Another annoying thing is that you can’t see who’s talking. It’s hard to see which pannellist has the mic, so you feel kind of lost. The current status of the metaverse is like listening to the radio, while being distracted by non-related visuals.
Finally, I’m one of those participants who wants to express himself and wants to join in the dialogue. This is very hard, because of two reasons. Firstly, raising your arm is an option, but it will only stay up for a second. So you find yourself pushing the button like a madman to draw attention. But more importantly: when you do get the mic, you have no clue whether your message/question gets across. You can’t see the moderator’s or speakers' faces and you miss the buzz in the room of fellow participants (dis)agreeing.
Conclusion (Rick and JayJay)
The metaverse seems to have tremendous potential for organising meetings. Yet, there’s a lot to be gained in terms of getting people to truly engage, interact and connect.
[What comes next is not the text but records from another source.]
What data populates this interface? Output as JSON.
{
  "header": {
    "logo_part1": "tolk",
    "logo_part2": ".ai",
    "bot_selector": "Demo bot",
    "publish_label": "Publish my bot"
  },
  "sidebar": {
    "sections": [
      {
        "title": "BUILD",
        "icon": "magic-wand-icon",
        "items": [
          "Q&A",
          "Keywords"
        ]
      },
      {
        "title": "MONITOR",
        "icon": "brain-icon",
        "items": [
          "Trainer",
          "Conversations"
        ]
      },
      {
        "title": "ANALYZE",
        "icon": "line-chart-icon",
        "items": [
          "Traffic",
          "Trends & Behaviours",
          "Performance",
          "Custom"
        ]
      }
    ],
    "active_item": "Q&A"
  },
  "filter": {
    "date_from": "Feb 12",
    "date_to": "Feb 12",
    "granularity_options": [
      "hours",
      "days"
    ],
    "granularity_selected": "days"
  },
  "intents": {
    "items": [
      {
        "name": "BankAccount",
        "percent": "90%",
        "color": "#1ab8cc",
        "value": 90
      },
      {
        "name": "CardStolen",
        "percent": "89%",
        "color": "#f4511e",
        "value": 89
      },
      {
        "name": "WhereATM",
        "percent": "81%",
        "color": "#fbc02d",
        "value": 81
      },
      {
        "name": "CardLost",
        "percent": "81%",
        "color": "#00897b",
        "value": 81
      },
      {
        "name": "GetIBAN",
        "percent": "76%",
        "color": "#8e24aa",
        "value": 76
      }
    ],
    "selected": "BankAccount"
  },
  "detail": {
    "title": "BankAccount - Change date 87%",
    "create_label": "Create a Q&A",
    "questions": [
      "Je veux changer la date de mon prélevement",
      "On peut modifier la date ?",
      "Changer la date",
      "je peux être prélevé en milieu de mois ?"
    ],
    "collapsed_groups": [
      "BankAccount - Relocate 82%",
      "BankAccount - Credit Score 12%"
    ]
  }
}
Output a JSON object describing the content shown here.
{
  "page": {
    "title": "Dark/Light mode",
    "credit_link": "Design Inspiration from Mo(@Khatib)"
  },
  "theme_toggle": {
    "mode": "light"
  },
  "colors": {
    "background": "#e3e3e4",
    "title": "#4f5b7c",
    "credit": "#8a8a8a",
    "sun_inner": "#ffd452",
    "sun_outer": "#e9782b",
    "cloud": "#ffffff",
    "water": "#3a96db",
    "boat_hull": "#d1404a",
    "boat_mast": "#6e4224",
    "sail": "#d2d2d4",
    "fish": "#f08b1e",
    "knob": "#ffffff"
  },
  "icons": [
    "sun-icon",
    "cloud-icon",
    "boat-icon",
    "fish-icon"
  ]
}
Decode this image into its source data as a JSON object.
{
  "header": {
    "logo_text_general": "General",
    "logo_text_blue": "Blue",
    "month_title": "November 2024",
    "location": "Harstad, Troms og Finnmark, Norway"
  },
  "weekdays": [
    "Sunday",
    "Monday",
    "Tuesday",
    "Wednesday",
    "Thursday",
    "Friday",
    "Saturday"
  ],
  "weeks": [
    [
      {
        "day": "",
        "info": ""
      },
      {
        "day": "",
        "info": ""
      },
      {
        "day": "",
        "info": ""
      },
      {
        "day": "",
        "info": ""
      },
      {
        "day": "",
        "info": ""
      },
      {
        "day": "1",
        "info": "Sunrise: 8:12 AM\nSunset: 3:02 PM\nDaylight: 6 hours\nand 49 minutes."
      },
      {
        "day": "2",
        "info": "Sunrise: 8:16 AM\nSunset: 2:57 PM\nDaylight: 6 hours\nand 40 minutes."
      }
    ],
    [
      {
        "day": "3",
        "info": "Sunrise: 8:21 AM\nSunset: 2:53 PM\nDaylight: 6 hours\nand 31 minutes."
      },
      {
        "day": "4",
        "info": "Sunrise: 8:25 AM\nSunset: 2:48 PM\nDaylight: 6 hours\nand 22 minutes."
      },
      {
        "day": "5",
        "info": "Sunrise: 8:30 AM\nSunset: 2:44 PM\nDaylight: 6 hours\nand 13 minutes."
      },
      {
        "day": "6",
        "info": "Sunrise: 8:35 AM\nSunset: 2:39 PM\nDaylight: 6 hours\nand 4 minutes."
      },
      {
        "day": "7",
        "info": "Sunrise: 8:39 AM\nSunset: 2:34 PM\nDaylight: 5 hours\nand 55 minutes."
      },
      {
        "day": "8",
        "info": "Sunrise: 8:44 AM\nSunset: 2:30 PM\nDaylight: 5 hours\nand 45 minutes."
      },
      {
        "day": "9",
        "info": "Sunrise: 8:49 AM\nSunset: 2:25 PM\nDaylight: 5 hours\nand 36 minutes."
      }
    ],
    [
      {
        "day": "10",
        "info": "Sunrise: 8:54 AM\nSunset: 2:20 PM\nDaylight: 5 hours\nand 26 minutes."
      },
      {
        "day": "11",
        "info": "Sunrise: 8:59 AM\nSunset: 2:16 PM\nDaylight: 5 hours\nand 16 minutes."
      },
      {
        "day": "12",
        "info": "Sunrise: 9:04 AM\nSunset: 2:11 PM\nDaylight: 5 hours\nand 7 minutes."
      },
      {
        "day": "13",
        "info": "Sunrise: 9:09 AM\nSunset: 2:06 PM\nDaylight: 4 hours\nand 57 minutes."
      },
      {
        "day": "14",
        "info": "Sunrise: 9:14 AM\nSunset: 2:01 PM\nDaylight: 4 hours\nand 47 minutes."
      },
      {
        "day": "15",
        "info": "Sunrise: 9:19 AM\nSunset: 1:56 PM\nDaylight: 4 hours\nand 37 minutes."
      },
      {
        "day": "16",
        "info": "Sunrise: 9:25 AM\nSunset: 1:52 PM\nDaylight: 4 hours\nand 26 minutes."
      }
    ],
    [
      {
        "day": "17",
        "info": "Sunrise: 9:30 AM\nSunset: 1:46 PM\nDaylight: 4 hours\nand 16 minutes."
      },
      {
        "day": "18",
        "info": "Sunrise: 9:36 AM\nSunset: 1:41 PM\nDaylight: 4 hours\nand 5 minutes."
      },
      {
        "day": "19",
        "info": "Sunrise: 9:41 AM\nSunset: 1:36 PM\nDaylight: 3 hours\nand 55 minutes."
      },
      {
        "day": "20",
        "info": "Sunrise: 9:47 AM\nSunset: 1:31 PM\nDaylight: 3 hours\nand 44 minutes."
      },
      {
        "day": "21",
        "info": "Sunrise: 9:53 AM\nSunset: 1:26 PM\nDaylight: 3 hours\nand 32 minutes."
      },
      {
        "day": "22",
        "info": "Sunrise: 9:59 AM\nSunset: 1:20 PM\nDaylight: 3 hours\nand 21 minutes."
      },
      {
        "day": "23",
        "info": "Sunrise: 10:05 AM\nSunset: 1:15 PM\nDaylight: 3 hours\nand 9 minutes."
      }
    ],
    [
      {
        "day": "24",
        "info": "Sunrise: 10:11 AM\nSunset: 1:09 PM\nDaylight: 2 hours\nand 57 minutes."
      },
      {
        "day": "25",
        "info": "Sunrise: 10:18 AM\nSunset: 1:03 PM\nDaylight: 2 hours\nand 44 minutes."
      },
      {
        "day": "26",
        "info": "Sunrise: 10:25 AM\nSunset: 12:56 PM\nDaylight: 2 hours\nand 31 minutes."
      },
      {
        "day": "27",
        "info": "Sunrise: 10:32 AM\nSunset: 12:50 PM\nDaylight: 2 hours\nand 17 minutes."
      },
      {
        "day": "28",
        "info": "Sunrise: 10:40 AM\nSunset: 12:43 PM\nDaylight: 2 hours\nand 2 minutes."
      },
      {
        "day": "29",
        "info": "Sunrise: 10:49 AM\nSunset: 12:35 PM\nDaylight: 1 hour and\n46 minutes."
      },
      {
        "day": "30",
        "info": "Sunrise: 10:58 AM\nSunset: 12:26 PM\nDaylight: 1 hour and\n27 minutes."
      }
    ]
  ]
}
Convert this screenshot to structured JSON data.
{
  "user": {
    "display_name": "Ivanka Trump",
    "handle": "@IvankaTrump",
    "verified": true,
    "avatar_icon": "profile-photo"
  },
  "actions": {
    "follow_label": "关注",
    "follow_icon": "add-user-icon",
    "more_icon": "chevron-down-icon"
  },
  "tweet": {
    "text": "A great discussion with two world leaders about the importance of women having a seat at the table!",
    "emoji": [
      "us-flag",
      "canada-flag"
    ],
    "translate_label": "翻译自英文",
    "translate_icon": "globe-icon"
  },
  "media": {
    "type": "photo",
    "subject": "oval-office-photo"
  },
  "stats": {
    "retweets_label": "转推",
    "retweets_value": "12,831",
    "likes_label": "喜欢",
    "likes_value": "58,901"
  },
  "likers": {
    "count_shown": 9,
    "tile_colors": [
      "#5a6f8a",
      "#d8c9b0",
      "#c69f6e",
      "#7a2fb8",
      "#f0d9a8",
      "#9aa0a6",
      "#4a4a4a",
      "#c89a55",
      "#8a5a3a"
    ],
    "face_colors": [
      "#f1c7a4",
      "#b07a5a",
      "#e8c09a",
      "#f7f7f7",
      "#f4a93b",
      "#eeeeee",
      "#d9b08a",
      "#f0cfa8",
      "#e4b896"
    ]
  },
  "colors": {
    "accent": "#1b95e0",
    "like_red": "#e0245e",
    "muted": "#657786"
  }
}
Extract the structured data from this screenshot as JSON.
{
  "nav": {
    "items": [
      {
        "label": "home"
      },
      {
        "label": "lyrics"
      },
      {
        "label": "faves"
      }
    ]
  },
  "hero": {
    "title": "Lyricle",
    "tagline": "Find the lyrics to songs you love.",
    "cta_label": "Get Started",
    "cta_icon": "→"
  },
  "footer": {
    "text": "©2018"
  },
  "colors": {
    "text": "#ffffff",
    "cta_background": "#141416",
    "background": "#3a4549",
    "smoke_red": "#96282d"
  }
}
In our view, there’s plenty of technical solutions ready to enrich such meetings. Along the way, we will learn and grow. For now, we want to leave you with our wish list for the near future:
- A chat for participants to interact throughout the meeting. Or maybe even the option to ‘whisper in each other's ear’;
- Visible names of participants.
- A spotlight on the participant who’s currently speaking. Or maybe even a soapbox option for participants to be spotlit visually in the space;
- Feature to show 3D objects
- A feature, allowing the moderator to ‘push’ participants in smaller groups, when he sees fit?
- How about allowing all participants (those with/without VR gear) to show their mood? Avatars with strong facial expressions and postures would humanise 3D meetings.
Most likely, the list will grow over time. Anyway, we are very much looking forward to further exploring ánd shaping the metaverse. We hope to see you there sometime.